Daniela Celis, las críticas y su defensa: "En qué momento pasamos a castigar a una mujer que labura todos los días..."
La ex Gran Hermano enfrentó una ola de odio en redes por su nueva pareja y la tensión familiar. Respondió con música, números y un texto contundente. Más detalles en la nota.
Daniela Celis explotó. Cansada de los ataques en redes sociales, salió al cruce con todo. La modelo recibió críticas durante un mes entero. El blanco: su nueva relación con Nick Sícaro, participante de "Gran Hermano", y la pelea de su mamá con Thiago Medina, su ex y padre de sus hijas. Daniela no se quedó callada. Usó tres armas: una canción de Lali, números de impacto y un texto que se volvió viral.
Daniela Celis eligió una estrategia en tres tiempos. Primero, la música. Segundo, los números. Tercero, las palabras. El objetivo: responder a quienes la criticaron durante el último mes por su nuevo romance con Nick Sícaro y por la tensión familiar que atraviesa, sobre todo después del enfrentamiento entre su mamá y Thiago Medina, su expareja y padre de sus dos hijas.
El primer mensaje llegó de manera indirecta pero efectiva. La influencer subió una foto con "Fanático", el tema de Lali. El fragmento que seleccionó marcó la pauta: "Viene a buscarme, se come mis sobras. Lo tengo encima, parece mi sombra. Na-na, na-na-na-na-na. Es mi fanático, me vuelve loca. Toda la noche me sueña y se toca. Na-na, na-na-na-na-na." Con eso, Daniela dejó claro que no le importaban los comentarios negativos.
El segundo movimiento resultó más contundente. Compartió las métricas de su panel profesional de Instagram. El título no dejó lugar a dudas: "Para los que dicen que me va mal". Las cifras hablaron solas. 109,1 millones de visualizaciones en los últimos 30 días. Sus tres reels más vistos acumularon 5.047.163, 3.157.976 y 3.151.193 reproducciones. Las historias de la última semana sumaron 1.562.042, 1.075.167 y 1.035.109 vistas. El remate incluyó una dedicatoria a sus detractores, con una frase entre comillas tomada de la misma canción: "Se lo dedico a mis hatear que ‘ahora tengo más que nunca'."
Pero el golpe más fuerte llegó con el texto que publicó después. Arrancó reconociendo la situación sin vueltas: "Realmente, soy consiente de todo el odio que se generó a mi persona este último mes, pero solo tengo palabras de agradecimiento." Y continuó: "Con la mano en el corazón, tengo la conciencia tranquila, que yo dí todo de mí para todos siempre".
La defensa de sus decisiones personales ocupó el centro del escrito. "Estoy orgullosa también de tomar las decisiones que tomo, y que la ‘PRESIÓN SOCIAL' no me lleve hacer cosas que no quiero, o que no me hacen feliz", posteó.
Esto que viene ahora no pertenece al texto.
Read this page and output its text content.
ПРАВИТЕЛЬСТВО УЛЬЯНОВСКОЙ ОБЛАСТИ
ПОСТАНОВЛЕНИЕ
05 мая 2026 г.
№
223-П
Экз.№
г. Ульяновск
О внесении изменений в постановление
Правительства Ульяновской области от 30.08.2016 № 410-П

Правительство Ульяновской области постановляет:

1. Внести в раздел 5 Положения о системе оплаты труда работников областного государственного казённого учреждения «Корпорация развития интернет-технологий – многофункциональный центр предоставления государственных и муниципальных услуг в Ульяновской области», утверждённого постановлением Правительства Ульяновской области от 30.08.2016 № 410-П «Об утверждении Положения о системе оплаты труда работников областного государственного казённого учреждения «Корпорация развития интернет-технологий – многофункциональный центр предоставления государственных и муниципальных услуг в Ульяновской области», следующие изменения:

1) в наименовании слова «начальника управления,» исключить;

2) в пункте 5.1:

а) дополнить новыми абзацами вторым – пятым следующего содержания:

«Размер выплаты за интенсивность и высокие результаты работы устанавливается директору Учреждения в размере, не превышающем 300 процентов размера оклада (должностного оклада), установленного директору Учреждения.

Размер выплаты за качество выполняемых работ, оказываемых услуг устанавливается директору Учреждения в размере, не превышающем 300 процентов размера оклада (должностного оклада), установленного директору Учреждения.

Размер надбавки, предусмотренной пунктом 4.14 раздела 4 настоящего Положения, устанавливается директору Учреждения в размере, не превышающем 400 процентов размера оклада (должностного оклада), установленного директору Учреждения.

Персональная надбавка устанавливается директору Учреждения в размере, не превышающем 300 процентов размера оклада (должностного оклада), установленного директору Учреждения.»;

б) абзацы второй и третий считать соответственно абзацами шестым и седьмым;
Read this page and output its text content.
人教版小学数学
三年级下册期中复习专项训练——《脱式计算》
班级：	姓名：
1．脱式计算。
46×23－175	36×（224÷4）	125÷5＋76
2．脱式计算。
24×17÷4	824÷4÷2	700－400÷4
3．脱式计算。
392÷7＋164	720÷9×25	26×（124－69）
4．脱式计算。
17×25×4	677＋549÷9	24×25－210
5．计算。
Y sumó: "Soy fiel a mi misma, a lo que siento en el momento. Sé que me puedo equivocar pero elijo vivir".
El tono subió a medida que avanzaba el texto. "Soy partidaria, que la vida es una sola. No sabes que va a pasar mañana. Y jamás pero jamás te quedes con las ganas de hacer algo por lo que digan los demás. JAMÁS", escribió en mayúsculas. Y agregó: "¿A lo sumo? Sale mal, y que es lo peor? Una enseñanza nueva para vos. Lo que no mata fortalece. Las ganas te las sacas. Elegí vivir y deja vivir".
El tramo final del texto resultó el más personal. Daniela puso el foco en su rol de madre y trabajadora: "En que momento pasamos de castigar a una mujer que labura todos los días, que es mamá y se permite ser feliz? (vivo con mis hijas, duermo todas las noches con ellas, solas, paso las mañanas, les hago el almuerzo, Pasamos la tarde, me cambio y me voy a trabajar. Y a veces gracias a Dios trabajo doble turno) ¿En qué momento se volvió un castigo y no un aplauso?". Cerró el posteo con un mensaje para quienes la bancaron en la tormenta: "Gracias. Los amo y vamos reinas, la vida es una!"
El descargo de Daniela Celis expone una grieta contemporánea. Las redes sociales, ese espacio que multiplica la visibilidad y los ingresos, también funciona como un tribunal sin apelación. Una mujer que trabaja, cría a sus hijas sola y encima se anima a un nuevo amor, recibe castigo en lugar de aplauso. La paradoja no escapa a nadie. Mientras los números de Daniela muestran un éxito arrollador (109 millones de visualizaciones), los comentarios agresivos aumentan en la misma proporción.